Changing an option in your application required you to change it in every single target, too, which I can easily see is incredibly frustrating. MPW, for its part, was a massive improvement, he argues, but while it was clearly inspired by UNIX, it didn’t seem to actually implement any of the features and characteristics of UNIX.

However, very much unlike Unix, the MPW Shell had only a single thread of execution — only one program could be running at once. Not only that, but there was no way for MPW’s compiled plugins (called tools) to invoke other tools or scripts — not even via system() (which blocks the calling program until the called program exits). Therefore, Make couldn’t actually do anything, but only printed out the commands for the user to run manually. You could code in Perl instead of the built-in language, but then your scripts couldn’t run other programs — only MPW shell scripts could do that.

↫ Josh Juran

The limitations Juran was experiencing with these two tools pushed him to create his own solution, which went well beyond what MPW offered, even in 2019 when this article was published.

Nowadays, MacRelix has pipes, signals, system calls, TCP sockets, and more. It works on both 68K and PowerPC Mac systems and builds as Carbon to run natively in OS X. It can be used on any Mac OS version from System 7 to Mac OS X 10.6 “Snow Leopard” (after which Apple removed the Rosetta PowerPC emulator). I haven’t implemented fork() yet, but I know how to do it. In addition to a Unix-like file system interface (which even handles long names by storing them in Desktop database comment fields)), MacRelix has a /proc filesystem (with human readable stack crawls) and also maps various parts of Mac OS (e.g. the ROM image in /sys/mac/rom).

↫ Josh Juran

I had never heard of MacRelix, but it seems like an amazing tool Juran put a lot of thought, effort, and love into. Sadly, with the number of PowerPC Mac OS X users being vanishingly small, and the number of classic Mac OS users even smaller so, the future of MacRelix seems uncertain. I wonder what parts of it can be salvaged and upgraded to work on ARM macOS or even Intel macOS, because I think the ideas and concepts are incredibly cool.
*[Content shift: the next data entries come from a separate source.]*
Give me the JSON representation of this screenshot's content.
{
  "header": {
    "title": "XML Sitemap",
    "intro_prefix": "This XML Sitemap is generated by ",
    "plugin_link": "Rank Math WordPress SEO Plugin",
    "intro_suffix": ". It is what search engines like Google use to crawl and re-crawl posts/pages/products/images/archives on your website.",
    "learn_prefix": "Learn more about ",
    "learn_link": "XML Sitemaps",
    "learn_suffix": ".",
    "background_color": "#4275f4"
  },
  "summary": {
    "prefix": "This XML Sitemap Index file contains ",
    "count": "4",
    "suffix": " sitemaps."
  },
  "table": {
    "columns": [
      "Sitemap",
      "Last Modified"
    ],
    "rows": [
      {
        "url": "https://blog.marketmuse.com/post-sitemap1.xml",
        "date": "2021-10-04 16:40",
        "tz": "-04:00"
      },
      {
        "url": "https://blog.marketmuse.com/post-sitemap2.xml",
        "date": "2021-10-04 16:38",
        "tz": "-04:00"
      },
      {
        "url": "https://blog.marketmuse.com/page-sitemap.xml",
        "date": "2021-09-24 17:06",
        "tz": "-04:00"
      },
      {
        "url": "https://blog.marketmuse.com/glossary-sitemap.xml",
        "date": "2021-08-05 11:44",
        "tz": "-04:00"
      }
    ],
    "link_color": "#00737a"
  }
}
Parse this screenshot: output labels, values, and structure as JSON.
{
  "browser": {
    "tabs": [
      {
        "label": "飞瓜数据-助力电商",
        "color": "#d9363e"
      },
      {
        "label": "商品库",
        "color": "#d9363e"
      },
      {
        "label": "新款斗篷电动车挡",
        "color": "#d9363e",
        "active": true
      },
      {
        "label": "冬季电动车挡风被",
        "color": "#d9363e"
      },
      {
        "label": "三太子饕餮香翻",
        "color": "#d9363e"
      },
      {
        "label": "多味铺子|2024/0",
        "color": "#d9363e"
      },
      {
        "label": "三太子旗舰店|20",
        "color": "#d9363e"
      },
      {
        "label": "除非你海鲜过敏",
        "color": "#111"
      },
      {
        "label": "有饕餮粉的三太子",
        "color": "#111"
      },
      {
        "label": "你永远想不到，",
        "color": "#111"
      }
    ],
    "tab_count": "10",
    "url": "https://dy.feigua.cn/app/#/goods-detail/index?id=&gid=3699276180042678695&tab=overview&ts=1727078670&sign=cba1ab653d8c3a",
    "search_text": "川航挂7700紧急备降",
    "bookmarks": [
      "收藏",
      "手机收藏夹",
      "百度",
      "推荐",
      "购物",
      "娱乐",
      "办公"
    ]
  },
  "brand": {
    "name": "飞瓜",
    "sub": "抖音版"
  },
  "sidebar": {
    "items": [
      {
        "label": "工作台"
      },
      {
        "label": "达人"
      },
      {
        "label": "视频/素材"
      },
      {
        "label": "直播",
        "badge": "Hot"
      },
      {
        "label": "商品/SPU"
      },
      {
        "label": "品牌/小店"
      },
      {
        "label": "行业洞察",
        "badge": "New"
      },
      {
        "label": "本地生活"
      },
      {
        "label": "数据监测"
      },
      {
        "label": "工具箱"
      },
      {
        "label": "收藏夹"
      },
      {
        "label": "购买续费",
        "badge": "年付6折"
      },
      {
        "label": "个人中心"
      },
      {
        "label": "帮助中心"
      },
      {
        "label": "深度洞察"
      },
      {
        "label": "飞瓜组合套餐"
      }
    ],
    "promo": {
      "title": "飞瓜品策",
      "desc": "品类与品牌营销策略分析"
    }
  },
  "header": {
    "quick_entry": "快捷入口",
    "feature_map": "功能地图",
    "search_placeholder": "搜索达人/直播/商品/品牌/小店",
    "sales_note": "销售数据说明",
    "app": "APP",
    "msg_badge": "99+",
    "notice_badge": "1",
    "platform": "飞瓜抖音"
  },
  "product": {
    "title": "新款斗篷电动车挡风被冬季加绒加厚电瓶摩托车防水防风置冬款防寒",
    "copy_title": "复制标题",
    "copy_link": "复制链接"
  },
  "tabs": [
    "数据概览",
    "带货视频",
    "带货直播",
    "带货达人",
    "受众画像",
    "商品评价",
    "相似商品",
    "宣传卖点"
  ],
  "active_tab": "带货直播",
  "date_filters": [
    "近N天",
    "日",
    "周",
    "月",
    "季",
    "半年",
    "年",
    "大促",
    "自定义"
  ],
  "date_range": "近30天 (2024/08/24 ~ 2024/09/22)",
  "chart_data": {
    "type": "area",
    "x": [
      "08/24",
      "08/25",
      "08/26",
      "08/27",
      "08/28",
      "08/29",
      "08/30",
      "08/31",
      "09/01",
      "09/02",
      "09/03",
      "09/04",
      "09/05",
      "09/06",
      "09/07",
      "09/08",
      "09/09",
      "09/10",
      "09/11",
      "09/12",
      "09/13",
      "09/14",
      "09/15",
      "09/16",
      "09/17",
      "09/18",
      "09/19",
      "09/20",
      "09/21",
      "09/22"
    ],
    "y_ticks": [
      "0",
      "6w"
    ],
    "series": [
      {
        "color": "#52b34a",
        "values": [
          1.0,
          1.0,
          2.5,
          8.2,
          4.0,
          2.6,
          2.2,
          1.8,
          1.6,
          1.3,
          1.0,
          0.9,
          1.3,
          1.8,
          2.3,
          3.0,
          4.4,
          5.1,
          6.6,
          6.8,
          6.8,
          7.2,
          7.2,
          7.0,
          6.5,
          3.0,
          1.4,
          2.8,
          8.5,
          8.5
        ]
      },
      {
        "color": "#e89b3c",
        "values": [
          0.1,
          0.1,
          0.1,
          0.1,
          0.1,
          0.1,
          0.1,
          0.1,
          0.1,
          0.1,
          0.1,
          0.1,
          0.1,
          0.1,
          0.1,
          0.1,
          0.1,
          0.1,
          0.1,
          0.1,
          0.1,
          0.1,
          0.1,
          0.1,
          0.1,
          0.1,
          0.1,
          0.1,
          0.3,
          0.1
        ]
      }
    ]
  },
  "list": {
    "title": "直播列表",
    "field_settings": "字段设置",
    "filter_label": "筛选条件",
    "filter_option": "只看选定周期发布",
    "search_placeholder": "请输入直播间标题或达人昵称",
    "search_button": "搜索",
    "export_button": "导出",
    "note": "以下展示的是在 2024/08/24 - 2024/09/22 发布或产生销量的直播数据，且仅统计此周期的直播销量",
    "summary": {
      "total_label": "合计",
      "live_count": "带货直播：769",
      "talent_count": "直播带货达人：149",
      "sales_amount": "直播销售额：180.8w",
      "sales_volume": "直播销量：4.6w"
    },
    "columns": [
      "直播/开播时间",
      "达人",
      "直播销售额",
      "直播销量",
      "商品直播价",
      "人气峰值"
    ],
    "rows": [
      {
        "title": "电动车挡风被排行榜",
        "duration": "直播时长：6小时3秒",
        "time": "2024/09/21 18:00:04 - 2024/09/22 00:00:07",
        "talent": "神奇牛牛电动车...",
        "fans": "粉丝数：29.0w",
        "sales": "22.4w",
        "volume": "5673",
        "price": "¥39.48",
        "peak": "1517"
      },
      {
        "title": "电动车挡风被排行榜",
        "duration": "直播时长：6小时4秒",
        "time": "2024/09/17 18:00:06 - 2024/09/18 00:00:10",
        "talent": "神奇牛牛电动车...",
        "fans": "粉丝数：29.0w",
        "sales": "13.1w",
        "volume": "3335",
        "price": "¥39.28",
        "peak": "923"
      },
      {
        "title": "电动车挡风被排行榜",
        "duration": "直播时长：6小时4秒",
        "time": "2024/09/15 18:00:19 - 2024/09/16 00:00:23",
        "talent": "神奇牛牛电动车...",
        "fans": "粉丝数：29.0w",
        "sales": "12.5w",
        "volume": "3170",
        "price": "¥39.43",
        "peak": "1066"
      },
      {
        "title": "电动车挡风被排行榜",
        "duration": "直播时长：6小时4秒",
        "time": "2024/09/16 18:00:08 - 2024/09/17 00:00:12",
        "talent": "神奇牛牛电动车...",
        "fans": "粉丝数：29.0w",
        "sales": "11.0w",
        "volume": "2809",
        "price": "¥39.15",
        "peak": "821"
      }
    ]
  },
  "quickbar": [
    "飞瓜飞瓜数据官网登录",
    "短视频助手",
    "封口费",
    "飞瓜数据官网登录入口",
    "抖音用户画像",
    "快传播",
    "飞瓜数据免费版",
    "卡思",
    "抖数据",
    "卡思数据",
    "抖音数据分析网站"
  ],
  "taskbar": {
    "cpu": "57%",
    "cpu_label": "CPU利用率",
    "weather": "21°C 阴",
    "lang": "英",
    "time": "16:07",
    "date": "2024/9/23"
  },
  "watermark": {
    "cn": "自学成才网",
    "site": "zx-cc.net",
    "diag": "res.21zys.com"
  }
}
A related project by Juran is something called FORGE, a portable windowing API that used a virtual file system, meaning that instead of using functions as objects, it uses files. Juran mentions the example of a window title – which is a file, and if you want to change the title of that window you just change the file, which will be instantly reflected in the GUI. Here’s a Hello World example:

cd $FORGE/gui/port/hello        # select a window port named "hello"
exec 9> lock                    # exclusively retain the port for our use
ln new/caption view             # add a caption as the window’s view
echo Hello world > v/text       # set the caption text
touch window                    # create the window

Even though I’m not a programmer, this little tidbit of code makes perfect sense to me, and I understood it instantly. Of course, anything more complex will quickly leave my wheelhouse, but intuitively, I really like this. FORGE exists as a prototype inside MacRelix, so you can play with this concept while using MacRelix.